Carmen cocked her head.
“I mean, I was expecting you to call first.”
“Sorry, it’s an old detective trick. Show up unannounced.”
He blinked several times as if he didn’t understand the dynamics of a surprise visit. “I’ve been thinking about the case you’re working on. Couldn’t sleep last night.”
“That’s going around.”
“I suppose so. Anyway, I told you and the others that the next victim might parallel the scourging and ridicule of Christ.”
Carmen hiked an eyebrow. “Ridicule?”
“The crown of thorns. The Romans crucified Jesus for claiming to be a king. Under Roman rule, only Caesar could be called king. Jesus rode into Jerusalem to much fanfare, like a king. The religious leaders told Pontius Pilate and others that Jesus had been claiming He was King of the Jews. Pilate insisted that the phrase be hung over Jesus’ head while he was on the cross.”
“So Pilate agreed Jesus was a king?”
“Hardly. He did it to annoy the Jewish leaders. They didn’t get along. The crown of thorns was likely made from the acanthus plant and shoved on Jesus’ head to mock his self-proclaimed kingship.”
“Sounds painful.”
Ellis agreed. “More than most people know. Anyway, Roman generals and leaders sometimes received a civic crown made from oak leaves. They called it the Corona Civica.”
“A laurel wreath?”
“Yes. That began with the Greeks and, of course, was made of bay laurel.”
“Is this going anywhere, Professor?”
“Sorry. We academics like to talk about things no one else is interested in.” He took a breath. “I began to wonder where one could get a crown of thorns. I mean, if I’m right, then the killer will need one. I did a little research. Turns out you can buy them online and in some Christian bookstores.”
“You’re kidding, right? Why would anyone buy such a horrible thing?”
“It’s symbolic, Detective. Christianity is very symbolic. Some people wear crosses, which is odd since they’ve made an instrument of torture and execution into a bit of jewelry. Crosses and crucifixes adorn the walls of many Christians’—”

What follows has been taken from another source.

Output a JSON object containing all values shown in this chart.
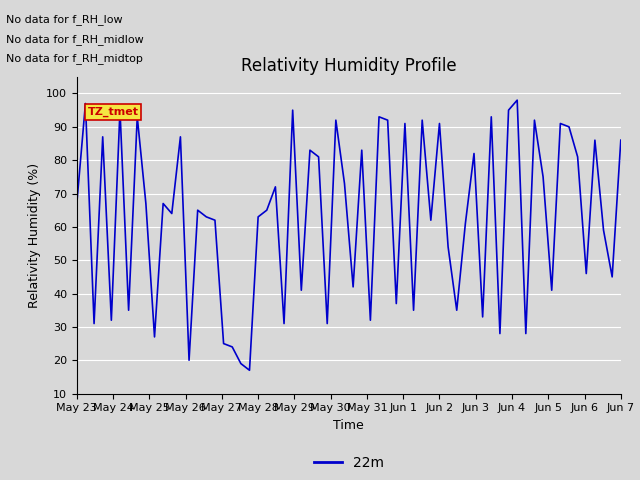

“Aren’t those the same thing?”
Ellis shook his head. “Not technically. A crucifix usually shows Christ on the cross. A typical cross—the kind Protestants prefer—has no corpse. Roman Catholics prefer the crucifix because it emphasizes Christ’s sacrifice. Nothing wrong with that. Evangelicals prefer an empty cross because it represents Jesus’ victory over death. The word crucifix comes from the Latin cruci fixus—‘one fixed to a cross.’ Some people use a crown of thorns as religious art during the week before Easter; pastors sometimes use them as instructional art. The symbology of Christianity is fascinating b
ecause . . . I’m doing it again, aren’t I?”
“Yep.”
“Do you want to sit?”
“I’m fine.”
“I’m just saying that your man may have ordered something online or purchased one from a Christian bookstore. If not directly, then through a catalog.”

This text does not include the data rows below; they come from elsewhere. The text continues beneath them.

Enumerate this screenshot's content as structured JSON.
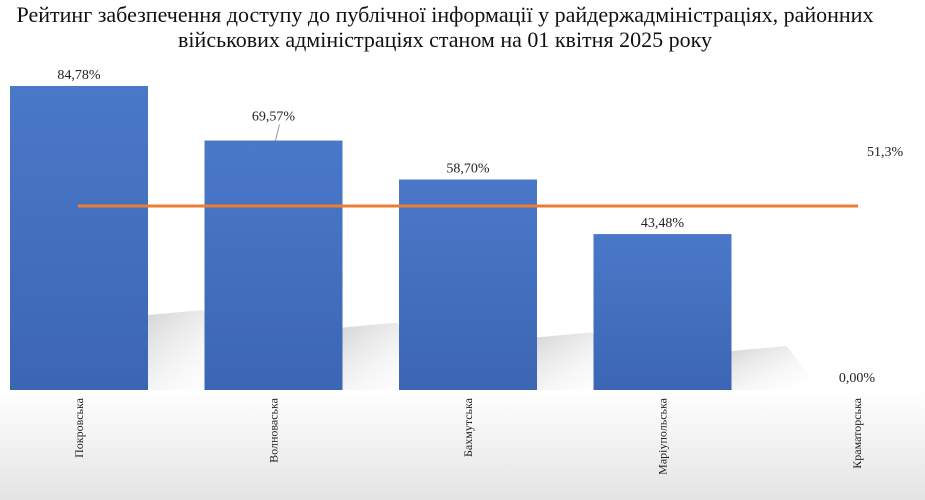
{
  "chart_data": {
    "type": "bar",
    "title": "Рейтинг забезпечення доступу до публічної інформації у райдержадміністраціях, районних військових адміністраціях станом на 01 квітня 2025 року",
    "title_lines": [
      "Рейтинг забезпечення доступу до публічної інформації у райдержадміністраціях, районних",
      "військових адміністраціях станом на 01 квітня 2025 року"
    ],
    "categories": [
      "Покровська",
      "Волноваська",
      "Бахмутська",
      "Маріупольська",
      "Краматорська"
    ],
    "values": [
      84.78,
      69.57,
      58.7,
      43.48,
      0.0
    ],
    "value_labels": [
      "84,78%",
      "69,57%",
      "58,70%",
      "43,48%",
      "0,00%"
    ],
    "average": {
      "value": 51.3,
      "label": "51,3%"
    },
    "ylim": [
      0,
      100
    ],
    "bar_color": "#4472c4",
    "average_line_color": "#ed7d31",
    "grid": false,
    "legend": "none"
  }
}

She gave that some thought. It was a long shot, but she could run down orders for crown of thorn replicas and get a team out interviewing employees at Christian bookstores. Long shots were all they had now. “That might be useful. Thanks.”
“No problem. I tried to narrow down where the body might be left based on the Antonia Fortress.”
“Antonia’s what?”
“The Antonia Fortress was a structure built near the temple about two decades before Christ’s birth. There’s some debate about it, but it probably served as a military barracks. Jesus would have been scourged there.”
“By scourging, you mean whipping.”
“Yes. As I said in your office, it’s a horrible thing that strips the flesh from a man’s back. Because Jesus was Jewish, there was no limit to how many stripes He would receive. Some people died under the lash. The only thing that saved Jesus’ life was the order that He be crucified.”
Carmen tried to imagine the cruelty, and it wasn’t hard. She had seen too many battered bodies over the last two weeks. “Did you come up with anything?”
“No, nothing definitive. Based on the information mounted to your wall, we can conclude that the killer is more allegorical than literal. He’s not following the Passion events to the letter, just alluding to them. I approached it from a construction point of view. The fortress was built of stone, but I don’t know of any military facilities like that. I could be wrong. I only have the information I can get off the Internet. I’m hoping you can find more.”